Tuesday, February 14, 2012

Being in the Minority ... Makes You Slow

He who hesitates ... must be in the minority.

This new study, at least from what I can tell from only the abstract, does a whole lot of things right.
  1. First, it uses the first rule of crafting an academic title -- come up with something cover, toss in a colon, and finish with what the study is really all about.  In this case, the title was: "Hesitation Blues: Does Minority Opinion Status Lead to Delayed Responses?"  Titular colonicity at its best.
  2. The study is also on a topic I really like, how those in the majority or the minority differ.  There's a long and storied history of this work that ranges from psychology to political science to, yes, even mass communication.
  3. Plus it hits on a favorite theoretical area of mine, spiral of silence, or at least I think it does.  Hard to tell from only the abstract.
  4. And finally, it uses a neat measurement scheme, in this case response latencies (academese for, best I can tell, how long it takes people to respond as either liking or disliking something.
As I write this at home, I cannot access the article, at least not without paying some obscenely high amount of money for a communications study.  I'll try again from the office, but this journal, Communication Research, is not all that user friendly when it comes to digital access.

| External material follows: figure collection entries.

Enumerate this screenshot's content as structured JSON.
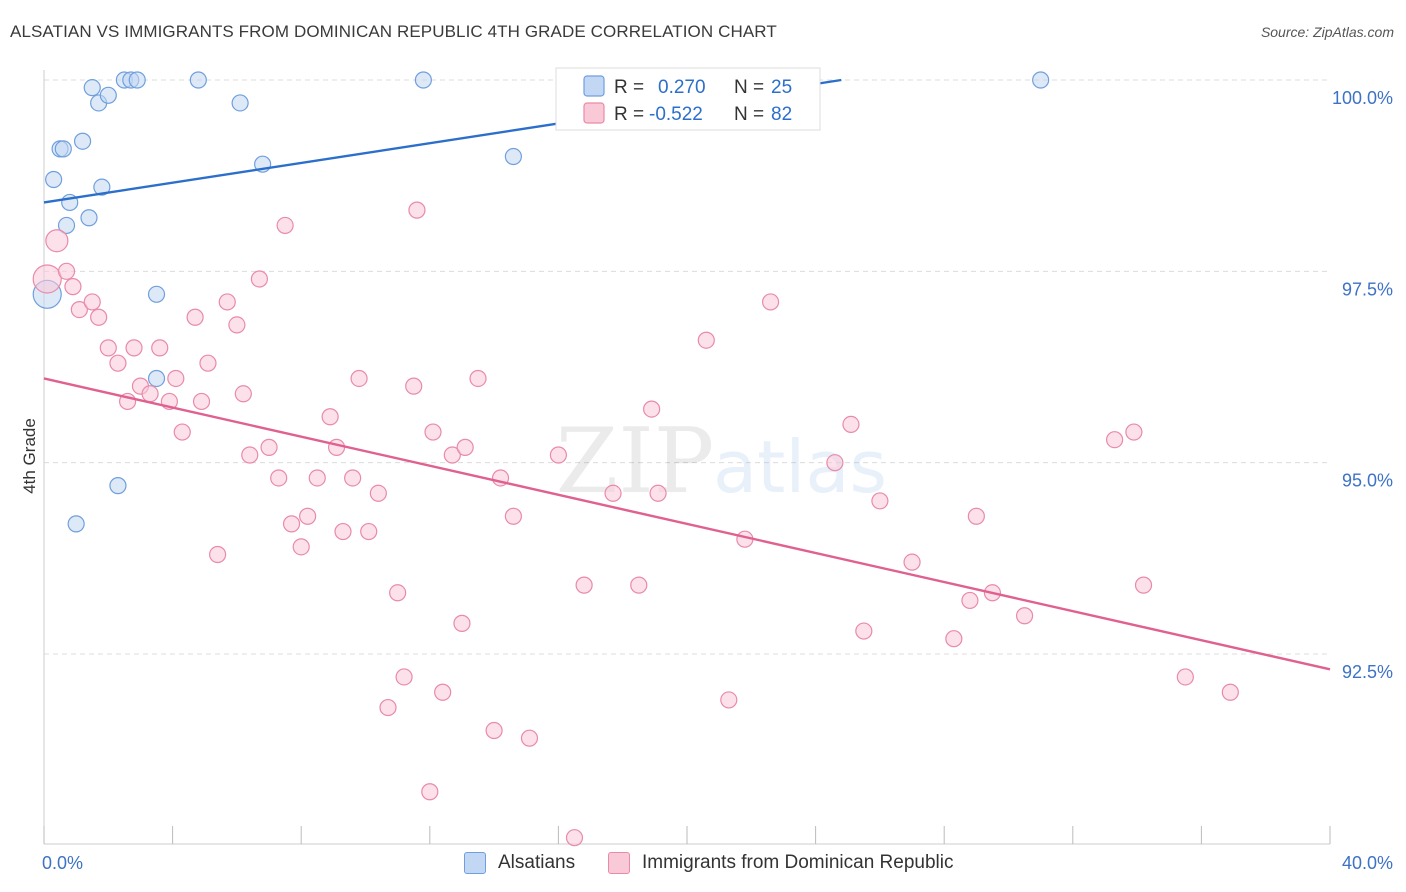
{
  "title": "ALSATIAN VS IMMIGRANTS FROM DOMINICAN REPUBLIC 4TH GRADE CORRELATION CHART",
  "source": "Source: ZipAtlas.com",
  "watermark": {
    "zip": "ZIP",
    "atlas": "atlas"
  },
  "chart_data": {
    "type": "scatter",
    "ylabel": "4th Grade",
    "xlim": [
      0,
      40
    ],
    "ylim": [
      90.2,
      100.2
    ],
    "x_tick_labels": [
      "0.0%",
      "40.0%"
    ],
    "y_ticks": [
      {
        "value": 100.0,
        "label": "100.0%"
      },
      {
        "value": 97.5,
        "label": "97.5%"
      },
      {
        "value": 95.0,
        "label": "95.0%"
      },
      {
        "value": 92.5,
        "label": "92.5%"
      }
    ],
    "grid": true,
    "legend_top": {
      "rows": [
        {
          "r_label": "R =",
          "r_value": "0.270",
          "n_label": "N =",
          "n_value": "25"
        },
        {
          "r_label": "R =",
          "r_value": "-0.522",
          "n_label": "N =",
          "n_value": "82"
        }
      ]
    },
    "series": [
      {
        "name": "Alsatians",
        "color": "#6f9fdd",
        "fill": "#c2d7f3",
        "line_color": "#2c6fcb",
        "trend": {
          "x": [
            0,
            24.8
          ],
          "y": [
            98.4,
            100.0
          ]
        },
        "points": [
          [
            0.1,
            97.2
          ],
          [
            0.3,
            98.7
          ],
          [
            0.5,
            99.1
          ],
          [
            0.6,
            99.1
          ],
          [
            0.7,
            98.1
          ],
          [
            0.8,
            98.4
          ],
          [
            1.0,
            94.2
          ],
          [
            1.2,
            99.2
          ],
          [
            1.4,
            98.2
          ],
          [
            1.5,
            99.9
          ],
          [
            1.7,
            99.7
          ],
          [
            1.8,
            98.6
          ],
          [
            2.0,
            99.8
          ],
          [
            2.3,
            94.7
          ],
          [
            2.5,
            100.0
          ],
          [
            2.7,
            100.0
          ],
          [
            2.9,
            100.0
          ],
          [
            3.5,
            97.2
          ],
          [
            3.5,
            96.1
          ],
          [
            4.8,
            100.0
          ],
          [
            6.1,
            99.7
          ],
          [
            6.8,
            98.9
          ],
          [
            11.8,
            100.0
          ],
          [
            14.6,
            99.0
          ],
          [
            31.0,
            100.0
          ]
        ]
      },
      {
        "name": "Immigrants from Dominican Republic",
        "color": "#e98aa8",
        "fill": "#f9c9d8",
        "line_color": "#e0608f",
        "trend": {
          "x": [
            0,
            40
          ],
          "y": [
            96.1,
            92.3
          ]
        },
        "points": [
          [
            0.1,
            97.4
          ],
          [
            0.4,
            97.9
          ],
          [
            0.7,
            97.5
          ],
          [
            0.9,
            97.3
          ],
          [
            1.1,
            97.0
          ],
          [
            1.5,
            97.1
          ],
          [
            1.7,
            96.9
          ],
          [
            2.0,
            96.5
          ],
          [
            2.3,
            96.3
          ],
          [
            2.6,
            95.8
          ],
          [
            2.8,
            96.5
          ],
          [
            3.0,
            96.0
          ],
          [
            3.3,
            95.9
          ],
          [
            3.6,
            96.5
          ],
          [
            3.9,
            95.8
          ],
          [
            4.1,
            96.1
          ],
          [
            4.3,
            95.4
          ],
          [
            4.7,
            96.9
          ],
          [
            4.9,
            95.8
          ],
          [
            5.1,
            96.3
          ],
          [
            5.4,
            93.8
          ],
          [
            5.7,
            97.1
          ],
          [
            6.0,
            96.8
          ],
          [
            6.2,
            95.9
          ],
          [
            6.4,
            95.1
          ],
          [
            6.7,
            97.4
          ],
          [
            7.0,
            95.2
          ],
          [
            7.3,
            94.8
          ],
          [
            7.5,
            98.1
          ],
          [
            7.7,
            94.2
          ],
          [
            8.0,
            93.9
          ],
          [
            8.2,
            94.3
          ],
          [
            8.5,
            94.8
          ],
          [
            8.9,
            95.6
          ],
          [
            9.1,
            95.2
          ],
          [
            9.3,
            94.1
          ],
          [
            9.6,
            94.8
          ],
          [
            9.8,
            96.1
          ],
          [
            10.1,
            94.1
          ],
          [
            10.4,
            94.6
          ],
          [
            10.7,
            91.8
          ],
          [
            11.0,
            93.3
          ],
          [
            11.2,
            92.2
          ],
          [
            11.5,
            96.0
          ],
          [
            11.6,
            98.3
          ],
          [
            12.0,
            90.7
          ],
          [
            12.1,
            95.4
          ],
          [
            12.4,
            92.0
          ],
          [
            12.7,
            95.1
          ],
          [
            13.0,
            92.9
          ],
          [
            13.1,
            95.2
          ],
          [
            13.5,
            96.1
          ],
          [
            14.0,
            91.5
          ],
          [
            14.2,
            94.8
          ],
          [
            14.6,
            94.3
          ],
          [
            15.1,
            91.4
          ],
          [
            16.0,
            95.1
          ],
          [
            16.5,
            90.1
          ],
          [
            16.8,
            93.4
          ],
          [
            17.7,
            94.6
          ],
          [
            18.5,
            93.4
          ],
          [
            18.9,
            95.7
          ],
          [
            19.1,
            94.6
          ],
          [
            20.6,
            96.6
          ],
          [
            21.3,
            91.9
          ],
          [
            21.8,
            94.0
          ],
          [
            22.6,
            97.1
          ],
          [
            24.6,
            95.0
          ],
          [
            25.1,
            95.5
          ],
          [
            25.5,
            92.8
          ],
          [
            26.0,
            94.5
          ],
          [
            27.0,
            93.7
          ],
          [
            28.3,
            92.7
          ],
          [
            28.8,
            93.2
          ],
          [
            29.0,
            94.3
          ],
          [
            29.5,
            93.3
          ],
          [
            30.5,
            93.0
          ],
          [
            33.3,
            95.3
          ],
          [
            33.9,
            95.4
          ],
          [
            34.2,
            93.4
          ],
          [
            35.5,
            92.2
          ],
          [
            36.9,
            92.0
          ]
        ]
      }
    ]
  }
}
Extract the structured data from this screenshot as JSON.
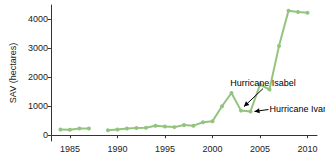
{
  "chart_data": {
    "type": "line",
    "y_label": "SAV (hectares)",
    "x": [
      1984,
      1985,
      1986,
      1987,
      1988,
      1989,
      1990,
      1991,
      1992,
      1993,
      1994,
      1995,
      1996,
      1997,
      1998,
      1999,
      2000,
      2001,
      2002,
      2003,
      2004,
      2005,
      2006,
      2007,
      2008,
      2009,
      2010
    ],
    "values": [
      200,
      190,
      230,
      230,
      null,
      170,
      200,
      230,
      250,
      260,
      330,
      300,
      280,
      350,
      330,
      450,
      480,
      1000,
      1460,
      850,
      820,
      1750,
      1580,
      3080,
      4300,
      4260,
      4230
    ],
    "color": "#93c47d",
    "marker": "circle",
    "line_style": "solid",
    "xlim": [
      1983,
      2011
    ],
    "xticks": [
      1985,
      1990,
      1995,
      2000,
      2005,
      2010
    ],
    "ylim": [
      -200,
      4500
    ],
    "yticks": [
      0,
      1000,
      2000,
      3000,
      4000
    ],
    "grid": false,
    "annotations": [
      {
        "text": "Hurricane Isabel",
        "x": 2003,
        "y": 850
      },
      {
        "text": "Hurricane Ivan",
        "x": 2004,
        "y": 820
      }
    ]
  }
}
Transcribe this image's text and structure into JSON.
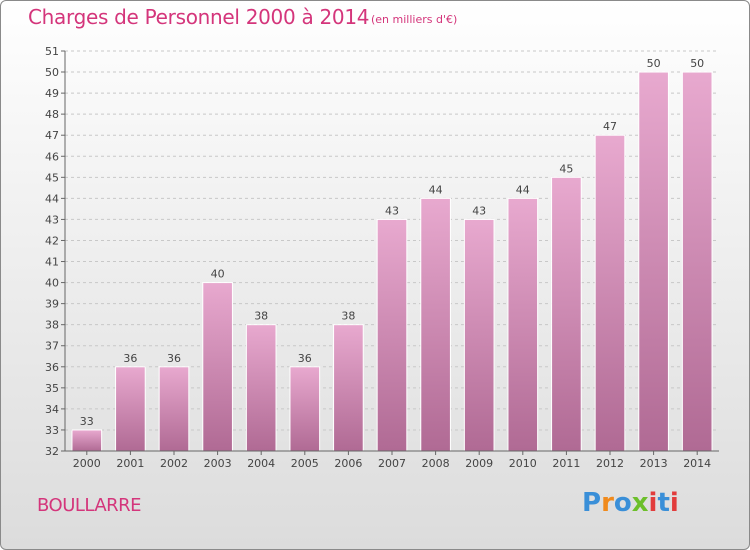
{
  "colors": {
    "accent": "#d4357b",
    "bar_light": "#e8a9cf",
    "bar_dark": "#b06a94",
    "logo_letters": [
      "#3a8fd8",
      "#f08a1c",
      "#3a8fd8",
      "#6cbf2a",
      "#e23c3c",
      "#3a8fd8",
      "#e23c3c"
    ]
  },
  "commune": "BOULLARRE",
  "logo_text": "Proxiti",
  "chart_data": {
    "type": "bar",
    "title": "Charges de Personnel 2000 à 2014",
    "subtitle": "(en milliers d'€)",
    "xlabel": "",
    "ylabel": "",
    "categories": [
      "2000",
      "2001",
      "2002",
      "2003",
      "2004",
      "2005",
      "2006",
      "2007",
      "2008",
      "2009",
      "2010",
      "2011",
      "2012",
      "2013",
      "2014"
    ],
    "values": [
      33,
      36,
      36,
      40,
      38,
      36,
      38,
      43,
      44,
      43,
      44,
      45,
      47,
      50,
      50
    ],
    "ylim": [
      32,
      51
    ],
    "yticks": [
      32,
      33,
      34,
      35,
      36,
      37,
      38,
      39,
      40,
      41,
      42,
      43,
      44,
      45,
      46,
      47,
      48,
      49,
      50,
      51
    ],
    "grid": true,
    "legend": "none"
  }
}
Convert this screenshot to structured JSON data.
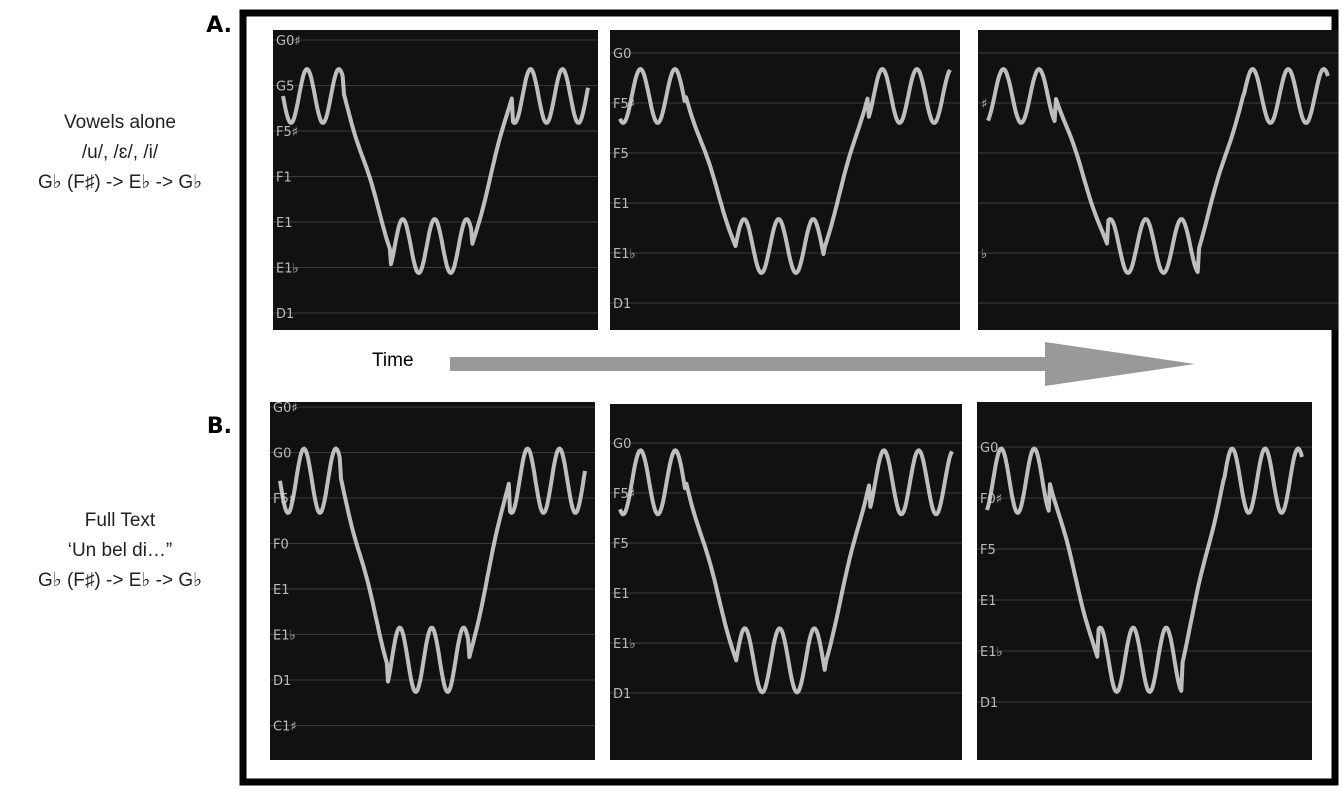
{
  "labels": {
    "a": "A.",
    "b": "B."
  },
  "row_a": {
    "lines": [
      "Vowels alone",
      "/u/, /ɛ/, /i/",
      "G♭ (F♯) -> E♭ -> G♭"
    ],
    "panels": [
      [
        "G0♯",
        "G5",
        "F5♯",
        "F1",
        "E1",
        "E1♭",
        "D1"
      ],
      [
        "G0",
        "F5♯",
        "F5",
        "E1",
        "E1♭",
        "D1"
      ],
      [
        null,
        "♯",
        null,
        null,
        "♭",
        null
      ]
    ]
  },
  "time": "Time",
  "row_b": {
    "lines": [
      "Full Text",
      "‘Un bel di…”",
      "G♭ (F♯) -> E♭ -> G♭"
    ],
    "panels": [
      [
        "G0♯",
        "G0",
        "F5♯",
        "F0",
        "E1",
        "E1♭",
        "D1",
        "C1♯"
      ],
      [
        "G0",
        "F5♯",
        "F5",
        "E1",
        "E1♭",
        "D1"
      ],
      [
        "G0",
        "F0♯",
        "F5",
        "E1",
        "E1♭",
        "D1"
      ]
    ]
  }
}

And the study doesn't seem to directly address what people know as much as it addresses how they respond to a stimuli based on their majority or minority status. 

Perhaps knowledge pops up as one of the "individual differences" found to moderate the effect.  In all, this appears to verify how being in the minority on an issue, long believed to influence people to not speak out as often, may have at its root a caution about speaking out that is measurable by very subtle methods.  Neat.